A segunda parte de Fahrenheit 11 de Setembro, o bem-sucedido documentário de Michael Moore sobre os atentados nos Estados Unidos em 2001, tratará da “desordem” que o presidente americano, George W. Bush, deixará quando acabar seu mandato.
Moore falou sobre o projeto neste domingo, antes da estréia de Indiana Jones e o Reino da Caveira de Cristal em Cannes.
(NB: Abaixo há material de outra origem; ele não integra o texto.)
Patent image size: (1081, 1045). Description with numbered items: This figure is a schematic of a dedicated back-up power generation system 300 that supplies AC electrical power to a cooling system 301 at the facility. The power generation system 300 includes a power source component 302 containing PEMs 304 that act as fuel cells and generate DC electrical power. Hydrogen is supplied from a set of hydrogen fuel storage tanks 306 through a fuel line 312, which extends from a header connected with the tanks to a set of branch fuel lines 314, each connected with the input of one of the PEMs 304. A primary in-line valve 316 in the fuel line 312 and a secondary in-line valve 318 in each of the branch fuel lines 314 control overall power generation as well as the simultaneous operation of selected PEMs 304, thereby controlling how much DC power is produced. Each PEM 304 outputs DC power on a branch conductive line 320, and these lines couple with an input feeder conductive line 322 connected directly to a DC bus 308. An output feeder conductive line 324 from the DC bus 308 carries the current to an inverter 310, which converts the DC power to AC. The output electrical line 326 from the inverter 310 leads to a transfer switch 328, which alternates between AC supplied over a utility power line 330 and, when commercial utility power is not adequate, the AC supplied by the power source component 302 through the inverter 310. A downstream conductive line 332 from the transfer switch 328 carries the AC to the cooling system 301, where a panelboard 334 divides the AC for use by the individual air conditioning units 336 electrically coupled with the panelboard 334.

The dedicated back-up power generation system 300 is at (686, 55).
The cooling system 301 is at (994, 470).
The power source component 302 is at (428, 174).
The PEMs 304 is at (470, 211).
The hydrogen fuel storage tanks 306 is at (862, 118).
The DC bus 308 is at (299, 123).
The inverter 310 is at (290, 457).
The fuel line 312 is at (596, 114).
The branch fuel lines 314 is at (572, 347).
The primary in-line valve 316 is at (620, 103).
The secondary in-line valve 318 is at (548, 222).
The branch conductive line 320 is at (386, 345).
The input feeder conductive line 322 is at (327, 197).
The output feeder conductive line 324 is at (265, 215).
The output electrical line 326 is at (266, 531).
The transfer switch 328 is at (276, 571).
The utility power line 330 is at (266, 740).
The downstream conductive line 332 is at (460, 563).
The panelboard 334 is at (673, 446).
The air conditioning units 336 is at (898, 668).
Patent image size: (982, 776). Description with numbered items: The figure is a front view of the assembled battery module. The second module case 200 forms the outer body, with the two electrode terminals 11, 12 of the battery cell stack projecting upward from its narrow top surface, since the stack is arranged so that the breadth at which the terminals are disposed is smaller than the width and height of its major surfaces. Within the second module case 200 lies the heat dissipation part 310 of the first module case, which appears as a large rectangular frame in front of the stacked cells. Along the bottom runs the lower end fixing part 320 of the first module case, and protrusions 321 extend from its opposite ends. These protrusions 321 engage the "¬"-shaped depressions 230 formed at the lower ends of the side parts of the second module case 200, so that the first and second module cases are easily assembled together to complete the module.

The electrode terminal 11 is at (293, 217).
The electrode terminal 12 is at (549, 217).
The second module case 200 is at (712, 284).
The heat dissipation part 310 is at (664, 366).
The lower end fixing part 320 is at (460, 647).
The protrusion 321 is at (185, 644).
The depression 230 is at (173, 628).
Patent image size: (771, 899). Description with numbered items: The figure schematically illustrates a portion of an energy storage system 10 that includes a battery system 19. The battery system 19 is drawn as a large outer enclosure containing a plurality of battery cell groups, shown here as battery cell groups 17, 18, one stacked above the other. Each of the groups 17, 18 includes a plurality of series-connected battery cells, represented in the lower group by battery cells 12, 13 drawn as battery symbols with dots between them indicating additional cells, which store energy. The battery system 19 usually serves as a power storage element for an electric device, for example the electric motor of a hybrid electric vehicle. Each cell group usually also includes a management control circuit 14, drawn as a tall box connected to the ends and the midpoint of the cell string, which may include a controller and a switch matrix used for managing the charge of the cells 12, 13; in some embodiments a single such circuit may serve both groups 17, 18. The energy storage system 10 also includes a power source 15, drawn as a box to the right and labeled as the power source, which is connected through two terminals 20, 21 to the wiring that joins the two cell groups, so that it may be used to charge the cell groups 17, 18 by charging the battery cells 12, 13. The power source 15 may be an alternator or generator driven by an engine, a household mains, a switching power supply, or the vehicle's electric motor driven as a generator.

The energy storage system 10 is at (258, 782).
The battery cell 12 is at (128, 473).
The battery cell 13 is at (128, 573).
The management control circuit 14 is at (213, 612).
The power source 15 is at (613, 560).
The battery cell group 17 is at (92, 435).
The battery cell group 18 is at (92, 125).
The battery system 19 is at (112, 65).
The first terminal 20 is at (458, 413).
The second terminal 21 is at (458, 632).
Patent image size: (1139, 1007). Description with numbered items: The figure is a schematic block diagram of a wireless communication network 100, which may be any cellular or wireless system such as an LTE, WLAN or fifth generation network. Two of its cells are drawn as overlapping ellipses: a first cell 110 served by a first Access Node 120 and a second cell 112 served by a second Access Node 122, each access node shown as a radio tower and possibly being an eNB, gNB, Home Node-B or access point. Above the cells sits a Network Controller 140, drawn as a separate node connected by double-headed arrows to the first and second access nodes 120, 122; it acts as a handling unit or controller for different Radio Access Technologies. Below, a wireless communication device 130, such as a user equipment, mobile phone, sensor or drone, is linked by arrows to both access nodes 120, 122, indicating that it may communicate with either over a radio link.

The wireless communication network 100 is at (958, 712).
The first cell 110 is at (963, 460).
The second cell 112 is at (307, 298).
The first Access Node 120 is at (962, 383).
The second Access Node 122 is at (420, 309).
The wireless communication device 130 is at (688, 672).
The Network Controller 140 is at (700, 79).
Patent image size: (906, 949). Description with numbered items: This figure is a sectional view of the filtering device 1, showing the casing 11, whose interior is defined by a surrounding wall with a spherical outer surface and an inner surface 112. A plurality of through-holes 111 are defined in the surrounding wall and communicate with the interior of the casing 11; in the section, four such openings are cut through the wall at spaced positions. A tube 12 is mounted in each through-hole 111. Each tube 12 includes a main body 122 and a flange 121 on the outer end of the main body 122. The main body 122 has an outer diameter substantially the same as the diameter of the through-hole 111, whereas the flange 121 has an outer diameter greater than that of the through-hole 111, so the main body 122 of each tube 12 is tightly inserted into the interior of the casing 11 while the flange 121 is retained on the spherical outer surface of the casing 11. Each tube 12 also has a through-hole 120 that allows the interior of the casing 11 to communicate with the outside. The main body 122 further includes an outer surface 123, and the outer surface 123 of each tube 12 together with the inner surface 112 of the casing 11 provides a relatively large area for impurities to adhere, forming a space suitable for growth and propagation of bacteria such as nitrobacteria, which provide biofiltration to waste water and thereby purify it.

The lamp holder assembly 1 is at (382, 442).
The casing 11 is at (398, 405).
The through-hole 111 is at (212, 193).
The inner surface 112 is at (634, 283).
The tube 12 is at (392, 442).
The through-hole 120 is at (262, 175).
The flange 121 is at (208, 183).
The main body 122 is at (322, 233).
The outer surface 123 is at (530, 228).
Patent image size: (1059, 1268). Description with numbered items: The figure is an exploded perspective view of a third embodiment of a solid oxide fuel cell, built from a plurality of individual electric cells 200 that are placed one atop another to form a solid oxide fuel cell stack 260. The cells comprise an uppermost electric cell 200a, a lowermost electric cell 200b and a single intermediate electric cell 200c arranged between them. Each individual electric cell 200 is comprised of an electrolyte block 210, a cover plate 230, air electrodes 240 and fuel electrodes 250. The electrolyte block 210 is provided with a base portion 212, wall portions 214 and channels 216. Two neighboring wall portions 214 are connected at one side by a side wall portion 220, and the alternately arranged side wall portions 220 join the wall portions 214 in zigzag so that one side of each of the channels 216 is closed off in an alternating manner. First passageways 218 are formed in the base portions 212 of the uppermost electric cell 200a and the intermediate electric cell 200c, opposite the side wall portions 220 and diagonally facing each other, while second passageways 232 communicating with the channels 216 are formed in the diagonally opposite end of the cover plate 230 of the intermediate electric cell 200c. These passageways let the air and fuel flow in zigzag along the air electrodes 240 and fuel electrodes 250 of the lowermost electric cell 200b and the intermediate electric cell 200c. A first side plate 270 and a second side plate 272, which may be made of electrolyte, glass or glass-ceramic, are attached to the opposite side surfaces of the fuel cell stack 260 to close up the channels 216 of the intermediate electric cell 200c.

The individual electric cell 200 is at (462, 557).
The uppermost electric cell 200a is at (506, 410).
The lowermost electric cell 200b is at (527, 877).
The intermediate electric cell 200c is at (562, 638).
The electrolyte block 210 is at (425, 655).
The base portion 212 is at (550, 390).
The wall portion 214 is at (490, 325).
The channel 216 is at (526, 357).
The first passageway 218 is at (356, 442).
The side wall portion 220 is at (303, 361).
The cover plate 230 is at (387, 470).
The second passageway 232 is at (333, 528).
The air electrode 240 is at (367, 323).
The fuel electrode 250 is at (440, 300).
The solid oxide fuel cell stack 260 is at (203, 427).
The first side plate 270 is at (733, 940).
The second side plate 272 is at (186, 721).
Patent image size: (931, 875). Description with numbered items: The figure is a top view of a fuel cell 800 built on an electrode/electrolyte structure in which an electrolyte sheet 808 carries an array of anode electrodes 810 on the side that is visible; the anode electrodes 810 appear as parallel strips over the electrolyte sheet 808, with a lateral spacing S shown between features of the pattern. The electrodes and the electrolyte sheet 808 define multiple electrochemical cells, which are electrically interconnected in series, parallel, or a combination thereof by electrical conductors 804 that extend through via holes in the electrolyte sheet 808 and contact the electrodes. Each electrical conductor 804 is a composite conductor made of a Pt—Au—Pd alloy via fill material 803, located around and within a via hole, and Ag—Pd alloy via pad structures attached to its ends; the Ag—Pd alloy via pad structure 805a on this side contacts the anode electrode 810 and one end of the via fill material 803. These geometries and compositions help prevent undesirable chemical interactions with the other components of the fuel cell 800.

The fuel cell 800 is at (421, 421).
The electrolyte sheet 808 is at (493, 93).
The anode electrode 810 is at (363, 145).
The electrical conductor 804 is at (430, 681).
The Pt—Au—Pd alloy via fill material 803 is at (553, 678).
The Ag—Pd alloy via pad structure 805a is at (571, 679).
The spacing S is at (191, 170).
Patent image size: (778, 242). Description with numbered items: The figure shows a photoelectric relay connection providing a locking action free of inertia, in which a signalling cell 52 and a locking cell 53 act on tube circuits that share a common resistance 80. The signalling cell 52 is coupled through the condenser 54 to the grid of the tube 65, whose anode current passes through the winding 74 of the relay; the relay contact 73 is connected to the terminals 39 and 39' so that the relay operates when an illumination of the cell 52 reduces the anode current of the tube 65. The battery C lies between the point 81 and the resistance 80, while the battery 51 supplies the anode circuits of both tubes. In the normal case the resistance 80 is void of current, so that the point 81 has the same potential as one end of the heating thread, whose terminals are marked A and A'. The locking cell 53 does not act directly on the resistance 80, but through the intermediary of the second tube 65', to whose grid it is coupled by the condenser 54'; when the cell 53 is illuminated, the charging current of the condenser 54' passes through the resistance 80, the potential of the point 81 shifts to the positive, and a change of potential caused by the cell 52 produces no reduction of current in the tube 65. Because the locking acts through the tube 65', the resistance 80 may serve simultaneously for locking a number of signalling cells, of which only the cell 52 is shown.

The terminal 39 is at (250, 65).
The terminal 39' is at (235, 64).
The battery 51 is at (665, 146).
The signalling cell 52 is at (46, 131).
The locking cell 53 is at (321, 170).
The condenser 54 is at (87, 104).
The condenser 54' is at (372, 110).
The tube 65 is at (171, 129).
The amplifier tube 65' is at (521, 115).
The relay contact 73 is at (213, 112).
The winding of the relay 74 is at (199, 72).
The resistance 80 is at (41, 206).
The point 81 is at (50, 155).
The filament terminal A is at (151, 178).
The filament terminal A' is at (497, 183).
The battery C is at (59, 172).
O diretor afirmou que o filme será “uma espécie de continuação” de Fahrenheit, “mas não completamente”. Tratará da “desordem que Bush deixará e do muito que será necessário limpar”.
Este novo documentário de Moore será lançado no ano que vem, em uma data ainda não determinada, e nele “o povo americano verá o que está passando”.
Questionado sobre sua opinião com relação às próximas eleições americanas, Moore expressou seu desejo de que Barack Obama, o aspirante democrata, seja “presidente em janeiro”, mas, para isso, “ainda resta muito trabalho a fazer”.
Fahrenheit 11 de Setembro ganhou a Palma de Ouro do Festival de Cannes de 2004 e é o documentário mais bem-sucedido da história dos EUA, com uma arrecadação final de US$ 119,1 milhões nas salas de cinema.